Some other universal functions are: abs, fabs (Compute the absolute value element-wise for integer, floating-point, or complex values), sqrt (Compute the square root of each element), square (Compute the square of each element), exp (Compute the exponent of each element) log, log10, log2, log1p (Natural logarithm (base e), log base 10, log base 2, and log(1 + x), respectively), sign (Compute the sign of each element: 1 (positive), 0 (zero), or –1 (negative)), ceil (Compute the ceiling of each element (i.e., the smallest integer greater than or equal to that number)), floor (Compute the floor of each element (i.e., the largest integer less than or equal to each element)), rint (Round elements to the nearest integer, preserving the dtype), modf (Return fractional and integral parts of array as a separate array), isnan (Return boolean array indicating whether each value is NaN (Not a Number)), isfinite, isinf (Return boolean array indicating whether each element is finite (non-inf, non-NaN) or infinite, respectively),cos, cosh, sin, sinh, tan, tanh (Regular and hyperbolic trigonometric functions)arccos, arccosh, arcsin, arcsinh, arctan, arctanh (Inverse trigonometric functions) etc.

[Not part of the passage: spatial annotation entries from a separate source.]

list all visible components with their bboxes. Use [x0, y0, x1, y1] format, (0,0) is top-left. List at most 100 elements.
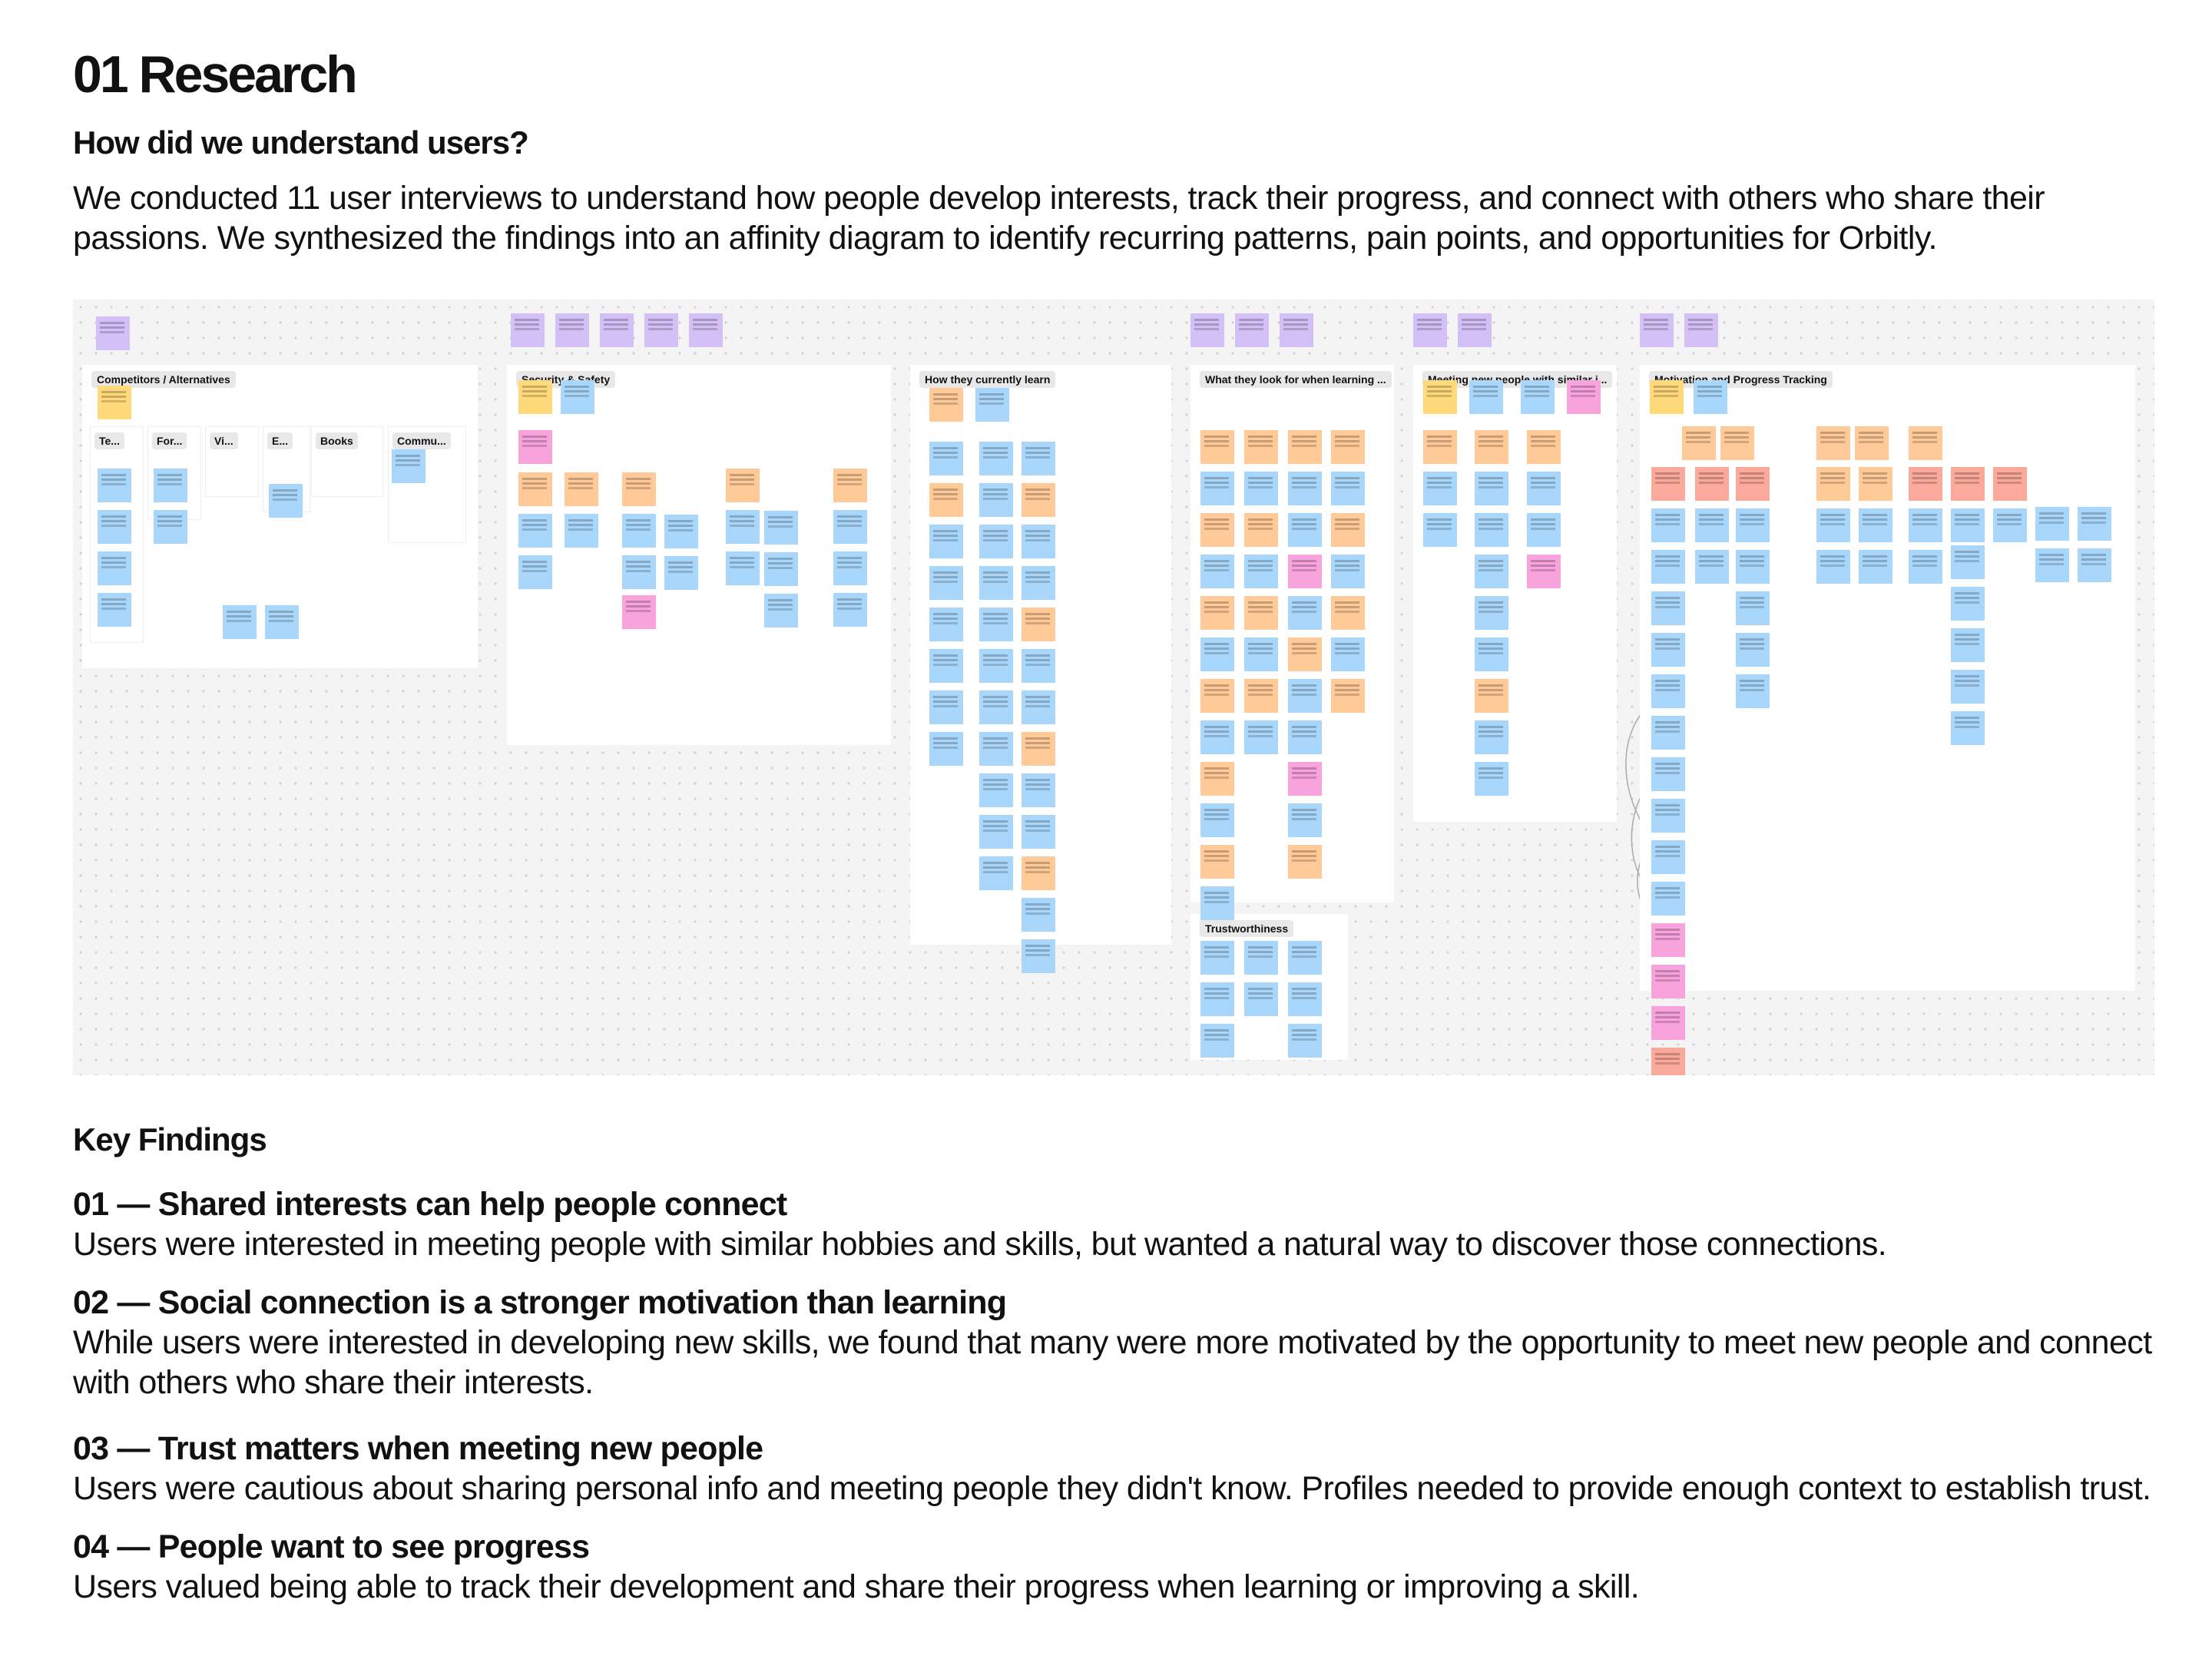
sticky-note[interactable]: [1200, 762, 1234, 796]
sticky-note[interactable]: [1423, 472, 1457, 505]
sticky-note[interactable]: [644, 313, 678, 347]
sticky-note[interactable]: [1469, 380, 1503, 414]
sticky-note[interactable]: [1651, 840, 1685, 874]
sticky-note[interactable]: [1022, 608, 1055, 641]
sticky-note[interactable]: [833, 510, 867, 544]
sticky-note[interactable]: [1816, 426, 1850, 460]
sticky-note[interactable]: [1331, 513, 1365, 547]
sticky-note[interactable]: [1022, 483, 1055, 517]
sticky-note[interactable]: [1244, 982, 1278, 1016]
sticky-note[interactable]: [1951, 587, 1985, 621]
sticky-note[interactable]: [1909, 467, 1942, 501]
sticky-note[interactable]: [154, 510, 187, 544]
sticky-note[interactable]: [1475, 720, 1508, 754]
sticky-note[interactable]: [1288, 720, 1322, 754]
sticky-note[interactable]: [1855, 426, 1889, 460]
sticky-note[interactable]: [518, 514, 552, 548]
sticky-note[interactable]: [1993, 508, 2027, 542]
sticky-note[interactable]: [1331, 596, 1365, 630]
sticky-note[interactable]: [2078, 548, 2111, 582]
sticky-note[interactable]: [1640, 313, 1674, 347]
sticky-note[interactable]: [979, 483, 1013, 517]
sticky-note[interactable]: [622, 555, 656, 589]
sticky-note[interactable]: [1859, 550, 1892, 584]
sticky-note[interactable]: [622, 472, 656, 506]
sticky-note[interactable]: [1951, 508, 1985, 542]
sticky-note[interactable]: [1022, 649, 1055, 683]
sticky-note[interactable]: [764, 594, 798, 628]
sticky-note[interactable]: [1331, 637, 1365, 671]
sticky-note[interactable]: [1244, 637, 1278, 671]
sticky-note[interactable]: [1244, 555, 1278, 588]
sticky-note[interactable]: [689, 313, 723, 347]
sticky-note[interactable]: [979, 525, 1013, 558]
sticky-note[interactable]: [1423, 430, 1457, 464]
sticky-note[interactable]: [1244, 720, 1278, 754]
sticky-note[interactable]: [764, 552, 798, 586]
sticky-note[interactable]: [979, 608, 1013, 641]
sticky-note[interactable]: [1423, 513, 1457, 547]
sticky-note[interactable]: [833, 551, 867, 585]
sticky-note[interactable]: [1909, 426, 1942, 460]
sticky-note[interactable]: [1200, 430, 1234, 464]
sticky-note[interactable]: [1651, 757, 1685, 791]
sticky-note[interactable]: [1816, 508, 1850, 542]
sticky-note[interactable]: [1816, 550, 1850, 584]
sticky-note[interactable]: [1022, 732, 1055, 766]
sticky-note[interactable]: [1244, 941, 1278, 975]
sticky-note[interactable]: [833, 469, 867, 502]
sticky-note[interactable]: [979, 690, 1013, 724]
sticky-note[interactable]: [1244, 596, 1278, 630]
affinity-diagram-board[interactable]: Competitors / Alternatives Te... For... …: [73, 300, 2154, 1075]
sticky-note[interactable]: [622, 595, 656, 629]
sticky-note[interactable]: [1993, 467, 2027, 501]
sticky-note[interactable]: [565, 472, 598, 506]
sticky-note[interactable]: [1288, 472, 1322, 505]
sticky-note[interactable]: [975, 388, 1009, 422]
sticky-note[interactable]: [979, 773, 1013, 807]
sticky-note[interactable]: [98, 551, 131, 585]
sticky-note[interactable]: [764, 511, 798, 545]
sticky-note[interactable]: [1475, 555, 1508, 588]
sticky-note[interactable]: [1288, 845, 1322, 879]
sticky-note[interactable]: [1859, 508, 1892, 542]
sticky-note[interactable]: [929, 649, 963, 683]
sticky-note[interactable]: [1200, 555, 1234, 588]
sticky-note[interactable]: [1736, 674, 1770, 708]
sticky-note[interactable]: [664, 515, 698, 548]
sticky-note[interactable]: [1859, 467, 1892, 501]
sticky-note[interactable]: [1567, 380, 1601, 414]
sticky-note[interactable]: [664, 556, 698, 590]
sticky-note[interactable]: [726, 469, 760, 502]
sticky-note[interactable]: [1651, 799, 1685, 833]
sticky-note[interactable]: [1244, 472, 1278, 505]
sticky-note[interactable]: [1736, 550, 1770, 584]
sticky-note[interactable]: [1331, 679, 1365, 713]
sticky-note[interactable]: [1331, 555, 1365, 588]
sticky-note[interactable]: [1244, 679, 1278, 713]
sticky-note[interactable]: [1022, 690, 1055, 724]
sticky-note[interactable]: [979, 856, 1013, 890]
sticky-note[interactable]: [979, 649, 1013, 683]
sticky-note[interactable]: [1288, 430, 1322, 464]
sticky-note[interactable]: [1720, 426, 1754, 460]
sticky-note[interactable]: [1288, 513, 1322, 547]
sticky-note[interactable]: [1022, 525, 1055, 558]
sticky-note[interactable]: [1022, 773, 1055, 807]
sticky-note[interactable]: [929, 483, 963, 517]
sticky-note[interactable]: [1651, 467, 1685, 501]
sticky-note[interactable]: [1909, 550, 1942, 584]
sticky-note[interactable]: [979, 442, 1013, 475]
sticky-note[interactable]: [1022, 856, 1055, 890]
sticky-note[interactable]: [1190, 313, 1224, 347]
sticky-note[interactable]: [1288, 941, 1322, 975]
sticky-note[interactable]: [1200, 513, 1234, 547]
sticky-note[interactable]: [1288, 1024, 1322, 1058]
sticky-note[interactable]: [1951, 467, 1985, 501]
sticky-note[interactable]: [1651, 1006, 1685, 1040]
sticky-note[interactable]: [1288, 803, 1322, 837]
sticky-note[interactable]: [1684, 313, 1718, 347]
sticky-note[interactable]: [565, 514, 598, 548]
sticky-note[interactable]: [1288, 679, 1322, 713]
sticky-note[interactable]: [1651, 550, 1685, 584]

There are some mathematical functions to evaluate statistics of an array. For example,

In [63]:
some_array.mean()
# np.mean(some_array)

7.5

Some other mathematical functions are mean (Arithmetic mean),std, var (Standard deviation and variance, respectively), min, max (Minimum and maximum), argmin, argmax (Indices of minimum and maximum elements, respectively), cumsum (Cumulative sum of elements starting from 0), cumprod (Cumulative product of elements starting from 1)

# Conclusion

I have tried to cover all the necessary basics of numpy, to start working with it as a biginner, in as much details as posible without making them too understand so that beginers don't get lost. I am hoping to make another notebook for advanced use of numpy. But for that, I myself have a lot to learn too!